Bagikan:

JAKARTA - Ganjar Pranowo mendadak muncul dalam video azan maghrib di salah satu stasiun televisi swasta Indonesia. Kemunculannya mengundang polemik dan langsung menjadi perbincangan masyarakat.

Dalam video tersebut terlihat Ganjar Pranowo yang mengenakan kemeja putih sedang berwudhu lalu dilanjutkan dengan sholat berjamaah di sebuah masjid. Video tersebut beredar luas di media sosial dengan beragam komentar di dalamnya.

Kebanyakan warganet menuding bakal calon presiden dari PDI Perjuangan ini melakukan politik identitas. Ini karena sebelumnya belum ada pejabat publik muncul sebagai model video azan, apalagi terjadi di tahun politik.
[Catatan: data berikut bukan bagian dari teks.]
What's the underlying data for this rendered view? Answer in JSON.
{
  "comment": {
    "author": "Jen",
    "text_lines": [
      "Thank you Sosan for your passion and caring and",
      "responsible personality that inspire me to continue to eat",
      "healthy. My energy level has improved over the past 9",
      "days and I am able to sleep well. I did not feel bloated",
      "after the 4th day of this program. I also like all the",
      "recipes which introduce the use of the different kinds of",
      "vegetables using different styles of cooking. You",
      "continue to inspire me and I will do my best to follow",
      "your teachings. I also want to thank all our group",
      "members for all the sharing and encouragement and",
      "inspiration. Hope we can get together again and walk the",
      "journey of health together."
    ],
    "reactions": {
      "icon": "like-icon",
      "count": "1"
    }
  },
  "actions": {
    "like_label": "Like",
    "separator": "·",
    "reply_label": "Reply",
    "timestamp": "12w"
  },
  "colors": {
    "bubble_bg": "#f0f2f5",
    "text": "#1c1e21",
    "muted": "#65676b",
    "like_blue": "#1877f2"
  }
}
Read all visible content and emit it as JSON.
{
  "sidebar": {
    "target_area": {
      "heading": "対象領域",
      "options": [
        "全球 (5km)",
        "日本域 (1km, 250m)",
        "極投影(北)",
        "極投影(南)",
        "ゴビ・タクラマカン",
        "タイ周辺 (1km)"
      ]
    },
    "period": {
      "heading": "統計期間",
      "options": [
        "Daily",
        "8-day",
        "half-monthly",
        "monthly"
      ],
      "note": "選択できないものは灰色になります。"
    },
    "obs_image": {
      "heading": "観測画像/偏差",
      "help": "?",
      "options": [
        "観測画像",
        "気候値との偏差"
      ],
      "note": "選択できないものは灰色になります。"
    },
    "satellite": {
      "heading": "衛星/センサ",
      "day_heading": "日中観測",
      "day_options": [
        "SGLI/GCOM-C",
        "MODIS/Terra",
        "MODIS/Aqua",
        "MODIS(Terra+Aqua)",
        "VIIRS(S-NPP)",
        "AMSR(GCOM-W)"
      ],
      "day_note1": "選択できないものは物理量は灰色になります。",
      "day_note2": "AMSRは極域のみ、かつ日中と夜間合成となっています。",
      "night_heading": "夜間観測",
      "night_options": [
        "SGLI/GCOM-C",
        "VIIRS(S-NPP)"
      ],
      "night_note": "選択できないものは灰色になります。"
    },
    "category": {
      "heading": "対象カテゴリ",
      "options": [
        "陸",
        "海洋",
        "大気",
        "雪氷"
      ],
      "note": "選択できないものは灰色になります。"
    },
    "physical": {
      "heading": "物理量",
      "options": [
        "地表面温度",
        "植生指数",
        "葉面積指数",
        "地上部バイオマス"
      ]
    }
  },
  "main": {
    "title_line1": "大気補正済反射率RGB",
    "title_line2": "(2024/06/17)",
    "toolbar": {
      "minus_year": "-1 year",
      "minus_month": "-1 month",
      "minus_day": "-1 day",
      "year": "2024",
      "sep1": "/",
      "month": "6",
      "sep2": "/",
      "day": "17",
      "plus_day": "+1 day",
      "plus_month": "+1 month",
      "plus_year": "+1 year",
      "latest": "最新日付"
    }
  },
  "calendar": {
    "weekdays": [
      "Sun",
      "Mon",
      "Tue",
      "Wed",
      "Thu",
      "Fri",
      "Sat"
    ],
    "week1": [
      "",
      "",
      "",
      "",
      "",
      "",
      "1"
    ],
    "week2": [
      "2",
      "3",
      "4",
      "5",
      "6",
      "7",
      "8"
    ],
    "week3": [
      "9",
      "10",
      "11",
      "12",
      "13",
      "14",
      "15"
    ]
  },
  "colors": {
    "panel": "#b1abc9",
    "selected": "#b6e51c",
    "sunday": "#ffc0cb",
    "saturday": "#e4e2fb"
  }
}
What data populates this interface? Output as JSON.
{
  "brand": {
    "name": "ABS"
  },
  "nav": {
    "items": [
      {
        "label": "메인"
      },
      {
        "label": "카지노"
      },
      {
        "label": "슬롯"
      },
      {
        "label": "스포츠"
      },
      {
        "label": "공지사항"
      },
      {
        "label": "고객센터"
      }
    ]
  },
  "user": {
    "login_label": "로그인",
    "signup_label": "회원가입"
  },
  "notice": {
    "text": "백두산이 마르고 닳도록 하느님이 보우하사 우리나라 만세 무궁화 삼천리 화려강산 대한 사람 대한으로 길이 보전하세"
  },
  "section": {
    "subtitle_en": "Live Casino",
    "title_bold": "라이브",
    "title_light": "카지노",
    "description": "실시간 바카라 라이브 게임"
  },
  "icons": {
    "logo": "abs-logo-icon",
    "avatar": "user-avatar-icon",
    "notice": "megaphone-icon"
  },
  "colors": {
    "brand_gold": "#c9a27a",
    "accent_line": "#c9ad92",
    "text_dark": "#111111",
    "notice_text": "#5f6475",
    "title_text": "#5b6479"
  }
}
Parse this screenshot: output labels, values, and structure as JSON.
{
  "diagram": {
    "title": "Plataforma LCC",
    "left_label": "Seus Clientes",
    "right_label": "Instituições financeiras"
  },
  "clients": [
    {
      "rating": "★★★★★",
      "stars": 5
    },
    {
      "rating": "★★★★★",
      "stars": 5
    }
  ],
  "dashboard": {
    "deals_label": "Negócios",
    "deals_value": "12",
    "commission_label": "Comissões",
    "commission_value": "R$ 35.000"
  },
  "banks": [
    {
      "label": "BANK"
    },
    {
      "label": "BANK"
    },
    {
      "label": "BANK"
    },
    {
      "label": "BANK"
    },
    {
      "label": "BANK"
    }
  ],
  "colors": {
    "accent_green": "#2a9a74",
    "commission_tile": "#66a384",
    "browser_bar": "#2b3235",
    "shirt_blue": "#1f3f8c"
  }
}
Namun tak sedikit pula yang memberikan respons positif perihal kemunculan mantan Gubernur Jawa Tengah tersebut sebagai model video azan.

Tidak Menjual Agama

Pakar Politik dari Universitas Al Azhar Indonesia Andriadi Achmad mengatakan politik identitas adalah ketika seseorang menggunakan suku, agama atau ras untuk berpolitik. Salah satu contoh politik identitas yang pernah terjadi di Indonesia adalah saat Pilkada Jakarta 2017. Saat itu isu agama menjadi bahan kampanye atau gorengan suatu kelompok untuk menjatuhkan kelompok lain.

“Politik identitas itu memuat isu-isu SARA. Contohnya adalah saat Pilkada Jakarta 2017, padahal di edisi sebelumnya tidak seperti itu. Kala itu politik identitas tidak bisa dihindari sehingga menjadi bahan gorengan kelompok lain,” kata Andriadi saat berbincang dengan VOI pada Senin (11/9/2023).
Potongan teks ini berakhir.